I'm looking for two rats ideally. I would rather same-sexed pairs since I know that neutered/spayed ratties are much more expensive and getting them neutered/spayed can also run a little pricey. Unfortunately, I don't have much to spend on the rats themselves, as I would need to buy a cage and such still if it isn't included. My absolute most would probably be $100. So if I can only buy one baby from you, that's fine by me. I can most certainly come back later when I have a little more to spend! I would like to buy a baby, as it's easier to acclimate them to my hectic schedule and bond with them. But I'm not opposed to taking an older rat too! I live in the South Hill/Graham area of Tacoma WA and can meet someone as far as Downtown Tacoma. 

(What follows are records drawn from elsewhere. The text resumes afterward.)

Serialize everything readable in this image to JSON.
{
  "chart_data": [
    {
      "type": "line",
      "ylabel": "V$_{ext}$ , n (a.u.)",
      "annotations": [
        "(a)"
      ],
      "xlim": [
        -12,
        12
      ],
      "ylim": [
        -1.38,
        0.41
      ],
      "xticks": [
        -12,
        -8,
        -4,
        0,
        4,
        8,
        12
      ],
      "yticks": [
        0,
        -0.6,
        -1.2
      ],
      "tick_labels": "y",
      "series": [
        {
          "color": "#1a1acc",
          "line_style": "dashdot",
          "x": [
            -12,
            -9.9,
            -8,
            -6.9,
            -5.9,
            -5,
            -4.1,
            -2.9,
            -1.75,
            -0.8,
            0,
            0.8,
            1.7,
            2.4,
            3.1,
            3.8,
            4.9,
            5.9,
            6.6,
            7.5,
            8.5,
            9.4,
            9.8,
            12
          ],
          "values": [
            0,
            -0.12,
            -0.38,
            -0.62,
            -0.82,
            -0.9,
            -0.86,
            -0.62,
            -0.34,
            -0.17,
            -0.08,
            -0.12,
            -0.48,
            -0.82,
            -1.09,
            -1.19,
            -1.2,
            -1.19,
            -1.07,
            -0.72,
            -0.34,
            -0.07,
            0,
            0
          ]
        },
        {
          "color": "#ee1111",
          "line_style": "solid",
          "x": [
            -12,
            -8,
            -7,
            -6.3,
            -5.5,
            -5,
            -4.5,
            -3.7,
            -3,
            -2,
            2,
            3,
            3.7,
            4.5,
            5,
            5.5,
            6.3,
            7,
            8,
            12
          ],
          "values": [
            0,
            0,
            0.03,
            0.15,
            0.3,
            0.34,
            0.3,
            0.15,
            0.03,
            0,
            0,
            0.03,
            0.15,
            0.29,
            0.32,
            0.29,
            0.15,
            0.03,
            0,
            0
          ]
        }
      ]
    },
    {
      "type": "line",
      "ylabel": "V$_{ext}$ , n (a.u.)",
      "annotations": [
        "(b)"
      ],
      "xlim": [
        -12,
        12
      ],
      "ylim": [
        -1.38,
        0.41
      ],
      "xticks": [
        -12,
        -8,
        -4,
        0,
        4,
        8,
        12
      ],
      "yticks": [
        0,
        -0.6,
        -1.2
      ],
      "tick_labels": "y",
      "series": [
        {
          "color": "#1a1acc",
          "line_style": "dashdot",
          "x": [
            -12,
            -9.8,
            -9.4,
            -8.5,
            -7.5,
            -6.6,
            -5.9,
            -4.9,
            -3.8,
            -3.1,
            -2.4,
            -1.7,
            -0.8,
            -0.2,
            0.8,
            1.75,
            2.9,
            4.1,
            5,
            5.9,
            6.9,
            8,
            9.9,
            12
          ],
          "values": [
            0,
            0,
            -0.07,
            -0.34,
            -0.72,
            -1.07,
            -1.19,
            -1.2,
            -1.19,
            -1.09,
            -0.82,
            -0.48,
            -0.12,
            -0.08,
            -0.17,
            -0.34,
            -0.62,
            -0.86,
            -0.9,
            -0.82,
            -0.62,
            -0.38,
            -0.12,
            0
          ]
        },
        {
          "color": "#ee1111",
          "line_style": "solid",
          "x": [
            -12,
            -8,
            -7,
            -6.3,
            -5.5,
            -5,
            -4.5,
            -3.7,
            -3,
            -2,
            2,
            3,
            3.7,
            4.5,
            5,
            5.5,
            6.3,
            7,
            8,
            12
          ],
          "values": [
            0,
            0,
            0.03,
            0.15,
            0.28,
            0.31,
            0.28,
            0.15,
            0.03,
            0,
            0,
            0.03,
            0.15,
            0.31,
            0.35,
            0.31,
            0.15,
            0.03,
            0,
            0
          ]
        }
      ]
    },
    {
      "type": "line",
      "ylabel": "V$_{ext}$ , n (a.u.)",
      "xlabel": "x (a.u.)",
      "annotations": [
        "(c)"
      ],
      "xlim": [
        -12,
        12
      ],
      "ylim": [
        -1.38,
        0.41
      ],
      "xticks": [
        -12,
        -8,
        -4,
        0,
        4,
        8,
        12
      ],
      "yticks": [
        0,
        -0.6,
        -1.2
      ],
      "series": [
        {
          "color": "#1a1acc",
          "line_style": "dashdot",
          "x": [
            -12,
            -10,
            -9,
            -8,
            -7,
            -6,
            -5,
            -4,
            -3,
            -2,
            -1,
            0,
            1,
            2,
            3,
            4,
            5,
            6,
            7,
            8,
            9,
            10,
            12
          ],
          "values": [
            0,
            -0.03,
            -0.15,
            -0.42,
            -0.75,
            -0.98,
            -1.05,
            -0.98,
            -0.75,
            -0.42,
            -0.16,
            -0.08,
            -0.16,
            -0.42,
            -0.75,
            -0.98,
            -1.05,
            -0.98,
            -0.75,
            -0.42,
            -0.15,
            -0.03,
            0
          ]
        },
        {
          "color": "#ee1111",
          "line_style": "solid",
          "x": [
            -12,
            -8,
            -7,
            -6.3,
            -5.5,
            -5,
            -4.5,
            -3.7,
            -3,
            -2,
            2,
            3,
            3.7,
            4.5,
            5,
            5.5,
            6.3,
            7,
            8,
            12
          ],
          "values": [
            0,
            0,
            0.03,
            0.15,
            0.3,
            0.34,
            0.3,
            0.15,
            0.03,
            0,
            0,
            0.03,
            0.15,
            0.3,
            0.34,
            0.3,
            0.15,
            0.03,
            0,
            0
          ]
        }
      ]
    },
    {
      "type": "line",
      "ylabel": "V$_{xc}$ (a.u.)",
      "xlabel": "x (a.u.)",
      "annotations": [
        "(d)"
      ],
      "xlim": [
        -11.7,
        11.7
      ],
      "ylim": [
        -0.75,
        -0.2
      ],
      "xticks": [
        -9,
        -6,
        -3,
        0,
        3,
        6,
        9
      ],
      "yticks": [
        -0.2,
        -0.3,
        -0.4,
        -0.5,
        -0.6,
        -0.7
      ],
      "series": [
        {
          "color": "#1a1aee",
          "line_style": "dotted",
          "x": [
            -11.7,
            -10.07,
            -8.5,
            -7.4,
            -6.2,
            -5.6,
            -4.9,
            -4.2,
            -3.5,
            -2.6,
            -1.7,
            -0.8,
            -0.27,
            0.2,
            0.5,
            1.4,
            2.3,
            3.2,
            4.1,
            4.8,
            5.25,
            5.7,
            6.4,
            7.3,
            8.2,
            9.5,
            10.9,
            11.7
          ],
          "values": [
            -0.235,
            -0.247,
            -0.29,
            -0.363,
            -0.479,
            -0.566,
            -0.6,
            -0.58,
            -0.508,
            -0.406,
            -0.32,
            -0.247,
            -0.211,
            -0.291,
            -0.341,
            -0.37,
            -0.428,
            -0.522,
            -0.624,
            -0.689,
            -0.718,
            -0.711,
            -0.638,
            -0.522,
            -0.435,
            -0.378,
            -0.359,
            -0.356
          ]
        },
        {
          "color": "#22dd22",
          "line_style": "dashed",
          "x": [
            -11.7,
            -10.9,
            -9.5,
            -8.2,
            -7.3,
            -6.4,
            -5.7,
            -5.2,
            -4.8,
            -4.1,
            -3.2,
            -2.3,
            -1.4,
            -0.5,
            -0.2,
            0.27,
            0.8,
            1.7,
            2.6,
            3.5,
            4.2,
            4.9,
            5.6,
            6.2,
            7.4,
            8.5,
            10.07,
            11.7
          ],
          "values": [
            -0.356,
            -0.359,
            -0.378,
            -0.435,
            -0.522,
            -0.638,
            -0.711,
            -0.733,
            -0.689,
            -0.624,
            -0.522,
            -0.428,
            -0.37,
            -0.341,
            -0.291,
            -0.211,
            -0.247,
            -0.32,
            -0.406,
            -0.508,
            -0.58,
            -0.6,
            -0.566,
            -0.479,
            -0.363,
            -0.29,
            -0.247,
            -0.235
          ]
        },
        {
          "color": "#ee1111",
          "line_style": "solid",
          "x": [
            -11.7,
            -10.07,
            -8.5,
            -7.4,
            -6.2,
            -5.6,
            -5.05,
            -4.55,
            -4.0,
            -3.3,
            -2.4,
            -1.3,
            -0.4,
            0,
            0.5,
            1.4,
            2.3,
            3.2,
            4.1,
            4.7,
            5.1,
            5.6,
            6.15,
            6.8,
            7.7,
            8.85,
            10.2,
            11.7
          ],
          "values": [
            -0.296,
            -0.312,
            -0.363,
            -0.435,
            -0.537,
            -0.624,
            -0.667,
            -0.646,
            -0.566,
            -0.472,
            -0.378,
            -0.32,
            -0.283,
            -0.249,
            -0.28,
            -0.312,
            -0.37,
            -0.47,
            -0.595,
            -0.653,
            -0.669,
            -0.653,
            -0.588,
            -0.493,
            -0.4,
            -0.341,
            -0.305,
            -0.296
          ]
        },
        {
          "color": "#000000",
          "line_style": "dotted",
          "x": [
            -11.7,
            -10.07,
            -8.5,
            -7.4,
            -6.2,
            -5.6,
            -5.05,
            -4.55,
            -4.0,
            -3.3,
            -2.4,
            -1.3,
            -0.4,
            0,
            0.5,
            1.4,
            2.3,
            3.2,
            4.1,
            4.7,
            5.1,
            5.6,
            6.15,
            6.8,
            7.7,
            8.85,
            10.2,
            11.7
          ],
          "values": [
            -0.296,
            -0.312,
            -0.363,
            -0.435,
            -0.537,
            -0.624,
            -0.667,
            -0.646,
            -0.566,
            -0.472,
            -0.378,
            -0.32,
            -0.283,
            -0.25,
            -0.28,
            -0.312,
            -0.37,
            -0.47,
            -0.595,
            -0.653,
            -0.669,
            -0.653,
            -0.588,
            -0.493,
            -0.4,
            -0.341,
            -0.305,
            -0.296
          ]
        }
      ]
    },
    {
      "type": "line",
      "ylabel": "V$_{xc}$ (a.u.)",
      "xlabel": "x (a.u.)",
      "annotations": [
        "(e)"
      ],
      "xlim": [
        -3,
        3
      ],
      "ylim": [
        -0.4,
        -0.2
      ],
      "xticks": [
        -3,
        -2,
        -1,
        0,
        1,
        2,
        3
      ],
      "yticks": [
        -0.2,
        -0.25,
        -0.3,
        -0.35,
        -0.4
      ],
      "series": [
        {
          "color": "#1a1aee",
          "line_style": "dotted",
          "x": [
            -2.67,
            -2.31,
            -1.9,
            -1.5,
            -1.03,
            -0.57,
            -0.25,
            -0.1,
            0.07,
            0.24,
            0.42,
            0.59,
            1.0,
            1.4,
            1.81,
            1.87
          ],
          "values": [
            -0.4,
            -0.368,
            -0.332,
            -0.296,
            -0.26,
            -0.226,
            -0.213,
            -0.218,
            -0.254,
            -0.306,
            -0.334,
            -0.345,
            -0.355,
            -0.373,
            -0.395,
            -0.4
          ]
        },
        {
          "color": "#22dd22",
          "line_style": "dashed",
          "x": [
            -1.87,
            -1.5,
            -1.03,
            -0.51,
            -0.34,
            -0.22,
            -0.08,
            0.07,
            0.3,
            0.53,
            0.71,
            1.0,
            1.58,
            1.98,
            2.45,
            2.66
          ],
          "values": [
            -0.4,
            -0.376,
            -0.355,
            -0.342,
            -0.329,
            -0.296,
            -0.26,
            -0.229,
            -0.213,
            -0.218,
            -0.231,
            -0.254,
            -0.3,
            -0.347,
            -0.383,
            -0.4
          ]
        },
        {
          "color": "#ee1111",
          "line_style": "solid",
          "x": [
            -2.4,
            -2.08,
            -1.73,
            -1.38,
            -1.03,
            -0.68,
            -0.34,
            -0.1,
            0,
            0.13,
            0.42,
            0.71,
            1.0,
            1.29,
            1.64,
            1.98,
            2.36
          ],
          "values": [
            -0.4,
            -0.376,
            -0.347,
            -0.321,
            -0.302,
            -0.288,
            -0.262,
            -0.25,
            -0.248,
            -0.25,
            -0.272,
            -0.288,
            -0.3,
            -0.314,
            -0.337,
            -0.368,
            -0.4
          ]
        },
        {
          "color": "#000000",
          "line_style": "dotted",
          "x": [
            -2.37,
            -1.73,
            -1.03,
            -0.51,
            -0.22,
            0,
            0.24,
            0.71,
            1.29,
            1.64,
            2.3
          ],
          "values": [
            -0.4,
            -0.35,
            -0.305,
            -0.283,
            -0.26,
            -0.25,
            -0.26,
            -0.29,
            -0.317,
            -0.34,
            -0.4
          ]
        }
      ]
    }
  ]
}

So, just to recap, cuz I know that's a lot of text:

Two rats, ideally. But I'll take only one if I have to!
$100 limit for the babies themselves. Of course, If you're wanting to get rid of their cage, toys, food, etc also I will pay more!
Prefer babies, but will take older rats too.
Same sex pairs unless you're looking to pretty much give away your spayed/neutered furries.
In the Tacoma/ South Hill/ Graham area of Washington.
I will also be posting an ad on Craigslist if you're more comfortable contacting me through there. I will add the link right [----here---] when I get it up.

Thank you so much!


----------